I make my bread like I made my mortar on site. I didn't have a mixer so I made a pile of flour, made a well in the middle and put the liquids in there, then carefully folded the flour inwards, being sure to react and stem the flow of any 'breaches' while the liquids were still very runny.
So, the dry bit is easy. 1 nice pile of strong white bread flour, probably around half a pound, all sieved into place on a board or very flat clean table.
Add a flat tablespoon of salt into the well in the middle and that's it.
Warm up half a pint of milk in the microwave (30 seconds, no more) then sprinkle a heaped tablespoon of dried yeast into the milk (I measured this the last time I did it and it came to 18g, which I hear is quite a lot!)
Pour as much of the milk/yeast mix into the well in the middle of the flour as you dare (I do it all as I'm a godd mortar mixer) and then bring together until you end up with a slightly dry dough and some dry stuff still on the board.

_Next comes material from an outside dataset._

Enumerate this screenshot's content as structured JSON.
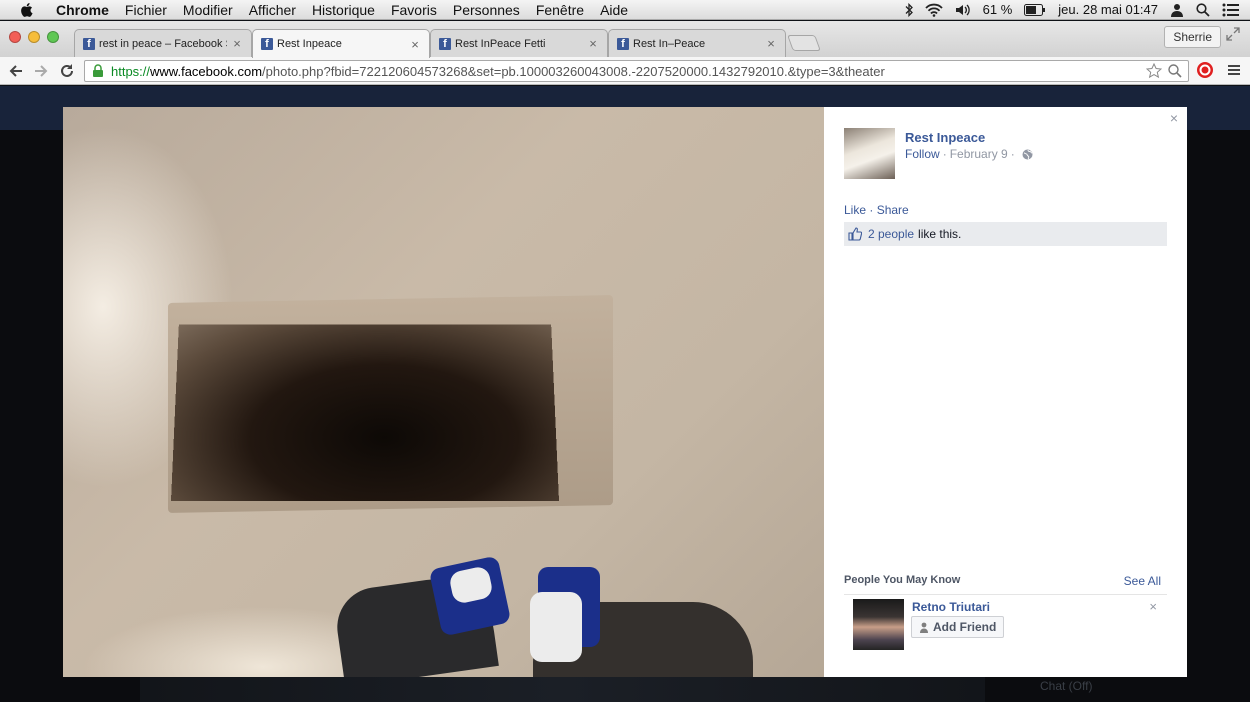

Spread the dough mixture as thinly as you can using finger pokes (so it looks like a sort of proto-Foccaccia I guess) and then sprinlke a little warm water (from the tap is fine) and knead the dough again. Keep doing the spreading/kneading thing until you have managed to collect 99% of the dry stuff off the board into your dough.
Now get stuck into the dough, there are no wrong answers but watching Youtube vids will show you what the pros do.

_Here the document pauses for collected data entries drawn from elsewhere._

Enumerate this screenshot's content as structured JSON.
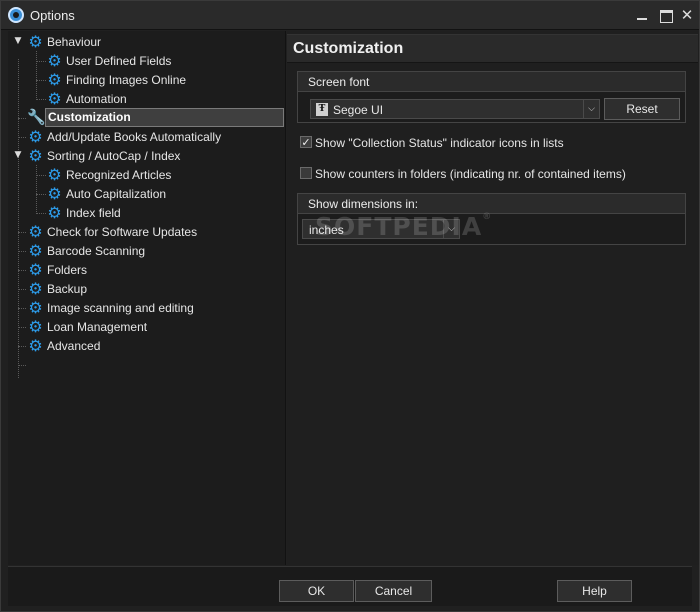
{
  "window": {
    "title": "Options",
    "icons": {
      "app": "app-logo-icon",
      "minimize": "minimize-icon",
      "maximize": "maximize-icon",
      "close": "close-icon"
    }
  },
  "tree": {
    "items": [
      {
        "label": "Behaviour",
        "icon": "gear-icon",
        "expanded": true
      },
      {
        "label": "User Defined Fields",
        "icon": "gear-icon"
      },
      {
        "label": "Finding Images Online",
        "icon": "gear-icon"
      },
      {
        "label": "Automation",
        "icon": "gear-icon"
      },
      {
        "label": "Customization",
        "icon": "wrench-icon",
        "selected": true
      },
      {
        "label": "Add/Update Books Automatically",
        "icon": "gear-icon"
      },
      {
        "label": "Sorting / AutoCap / Index",
        "icon": "gear-icon",
        "expanded": true
      },
      {
        "label": "Recognized Articles",
        "icon": "gear-icon"
      },
      {
        "label": "Auto Capitalization",
        "icon": "gear-icon"
      },
      {
        "label": "Index field",
        "icon": "gear-icon"
      },
      {
        "label": "Check for Software Updates",
        "icon": "gear-icon"
      },
      {
        "label": "Barcode Scanning",
        "icon": "gear-icon"
      },
      {
        "label": "Folders",
        "icon": "gear-icon"
      },
      {
        "label": "Backup",
        "icon": "gear-icon"
      },
      {
        "label": "Image scanning and editing",
        "icon": "gear-icon"
      },
      {
        "label": "Loan Management",
        "icon": "gear-icon"
      },
      {
        "label": "Advanced",
        "icon": "gear-icon"
      }
    ]
  },
  "panel": {
    "title": "Customization",
    "screen_font": {
      "group_title": "Screen font",
      "font_value": "Segoe UI",
      "reset_label": "Reset"
    },
    "show_collection_status": {
      "label": "Show \"Collection Status\" indicator icons in lists",
      "checked": true
    },
    "show_counters": {
      "label": "Show counters in folders (indicating nr. of contained items)",
      "checked": false
    },
    "dimensions": {
      "group_title": "Show dimensions in:",
      "value": "inches"
    }
  },
  "watermark": {
    "text": "SOFTPEDIA",
    "mark": "®"
  },
  "footer": {
    "ok_label": "OK",
    "cancel_label": "Cancel",
    "help_label": "Help"
  },
  "colors": {
    "accent": "#2d9be8",
    "background": "#202020",
    "selection": "#3f3f3f"
  }
}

I usually knock the dough around for about 10 minutes. No, 'knock around' is the wrong word, maybe 'massage' is better. Shape it into a sort of flat bottomed ball.
Now oil a large glass bowl (to stop your dough sticking to it) and pop your dough inside and place the bowl near a radiator away from pets and kids.
Leave for two hours to rise. It'll at least double in size and look brilliant. If this is your first loaf you'll feel like a proper legend at this point.
Now comes the heartbreaking bit...
You need to smash all those air bubbles out of the dough again. That means a good and thorough knead until it's back to the size it was before you popped it in the bowl. Might take you another 5 or 10 mins.
Now pop it onto a tray lined with baking paper (no need to oil the paper) and leave for another hour at least by the radiator. The longer you leave it, the more it will rise but if you leave it too long it'll go pop and sag in the middle.
When you think it looks the part, pop it into a cold oven and stick it on gas mark 7 for 40 minutes.
The cold over will give it a thicker, harder crust. You want a thinner one? Use a pre-heated oven.
After 40 minutes take it out, turn it over and tap the bottom. If it sounds hollow, it's done, and you can leave it to cool right way up on a cooling rack (don't leave it on a flat surface or it goes all sweaty).
If it doesn't sound hollow, don't be scared to pop it back in for another ten minutes.
Have fun and, like any good builder, when you're done don't forget to clean your tools because if you leave everything to go hard it's like concrete. Trust me, I'd know.